Выбрать главу

– И что же вы намереваетесь предпринять? – спросил Муромцев.

– Вынести на Совет Системы вопрос о всеобщем референдуме относительно Проекта «Икар». Я защищаю не узковедомственные интересы – я представляю не такую уж малую часть человечества, которая считает, что Проект следует значительно сократить.

– И вы прилетели благородно предупредить нас – «иду на вы»? – бросил Панарин.

– Как это принято в наше время. И еще – не настолько же вы «икароцентричны», чтобы забыть о том, что работаете не для удовлетворения собственных мечтаний, а от имени и по поручению человечества? Я хочу, чтобы вы помнили – вашими работами распоряжается человечество, и сделаете вы то, что оно вам прикажет.

– Собираетесь значительно урезать лимиты?

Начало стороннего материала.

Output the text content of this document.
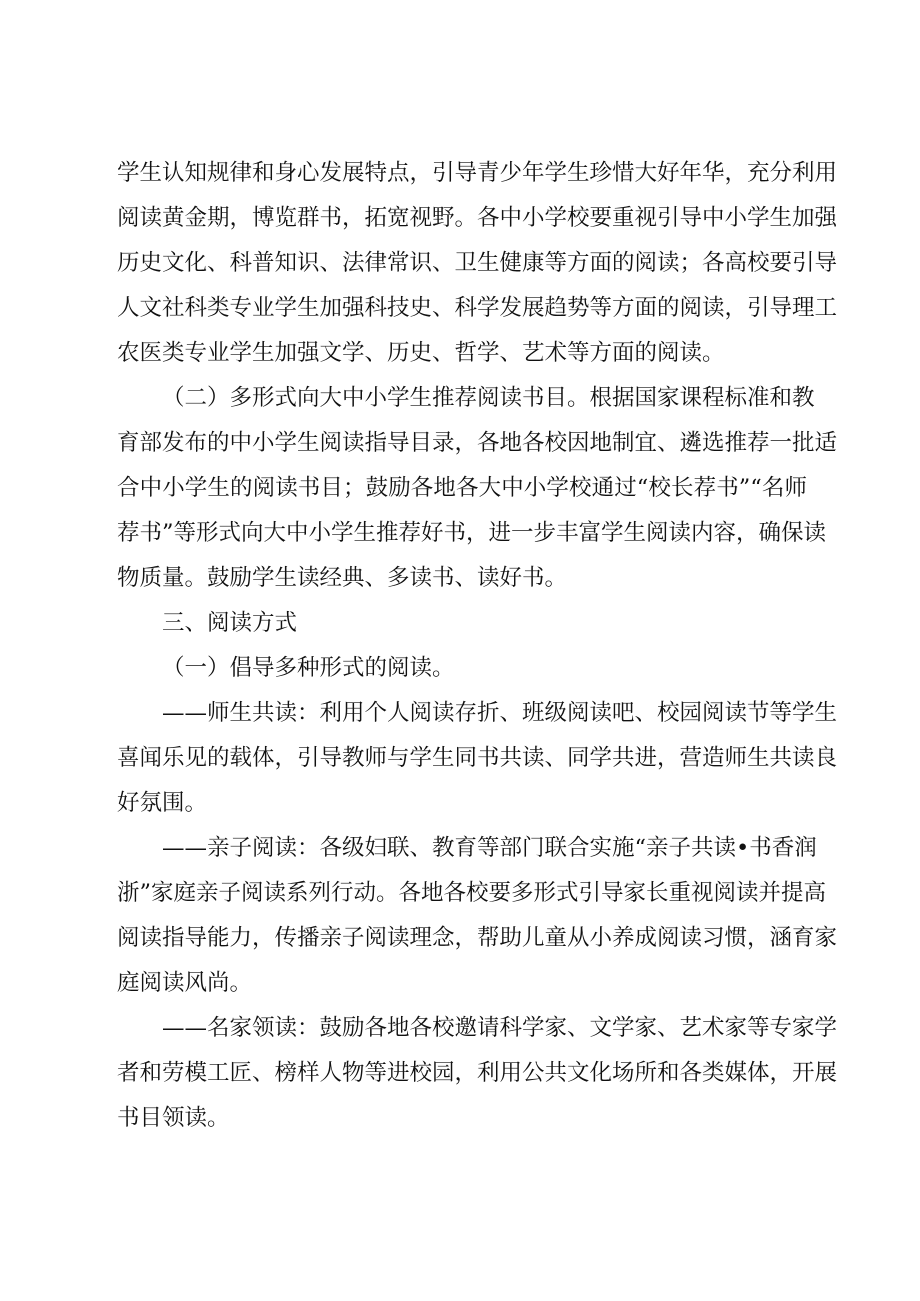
学生认知规律和身心发展特点，引导青少年学生珍惜大好年华，充分利用
阅读黄金期，博览群书，拓宽视野。各中小学校要重视引导中小学生加强
历史文化、科普知识、法律常识、卫生健康等方面的阅读；各高校要引导
人文社科类专业学生加强科技史、科学发展趋势等方面的阅读，引导理工
农医类专业学生加强文学、历史、哲学、艺术等方面的阅读。
（二）多形式向大中小学生推荐阅读书目。根据国家课程标准和教
育部发布的中小学生阅读指导目录，各地各校因地制宜、遴选推荐一批适
合中小学生的阅读书目；鼓励各地各大中小学校通过“校长荐书”“名师
荐书”等形式向大中小学生推荐好书，进一步丰富学生阅读内容，确保读
物质量。鼓励学生读经典、多读书、读好书。
三、阅读方式
（一）倡导多种形式的阅读。
——师生共读：利用个人阅读存折、班级阅读吧、校园阅读节等学生
喜闻乐见的载体，引导教师与学生同书共读、同学共进，营造师生共读良
好氛围。
——亲子阅读：各级妇联、教育等部门联合实施“亲子共读•书香润
浙”家庭亲子阅读系列行动。各地各校要多形式引导家长重视阅读并提高
阅读指导能力，传播亲子阅读理念，帮助儿童从小养成阅读习惯，涵育家
庭阅读风尚。
——名家领读：鼓励各地各校邀请科学家、文学家、艺术家等专家学
者和劳模工匠、榜样人物等进校园，利用公共文化场所和各类媒体，开展
书目领读。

– Значительно. Оставить один полигон из девяти. И ждать, что со временем возникнут новые факторы, которые и выведут вас из тупика.

– Ждать…

– Да, ждать. Вы, конечно, скажете, что закрытие полигона Икс лишит возможности проверить теорию Альфа, а свертывание работ на Игреке повредит теории Бета. Что-то в этом роде (судя по лицу Муромцева, что-то в этом роде он и хотел сказать). Простите за резкость, но здесь собрались взрослые люди, специалисты. Сколько можно манить зыбкими надеждами и уповать на завтрашний день, на волшебника, который появится и выручит? Не слишком ли по-детски? Семь лет вы топчетесь на месте, почему же мы должны верить, что с завтрашнего утра все изменится? Возможно, вы ищете не там. И не так. Мы технари, вы и я, будем реалистами. До тех пор, пока не удастся удовлетворить всех без исключения, человечество вынуждено идти на определенные жертвы. Я выражаю интересы части экономистов, энергетиков, тех, кто занимается социальным планированием, части руководства Звездного флота – если говорить о специалистах. Если говорить просто о землянах, то количество тех, от чьего имени я выступаю, настолько велико, что дает нам право от имени тех, кто избирал нас в Совет Системы, ставить вопрос о референдуме. Но теперь у меня действительно все. Я готов на любую полемику, но с условием – опирайтесь на логику и факты, без эмоций и абстрактных высоких слов.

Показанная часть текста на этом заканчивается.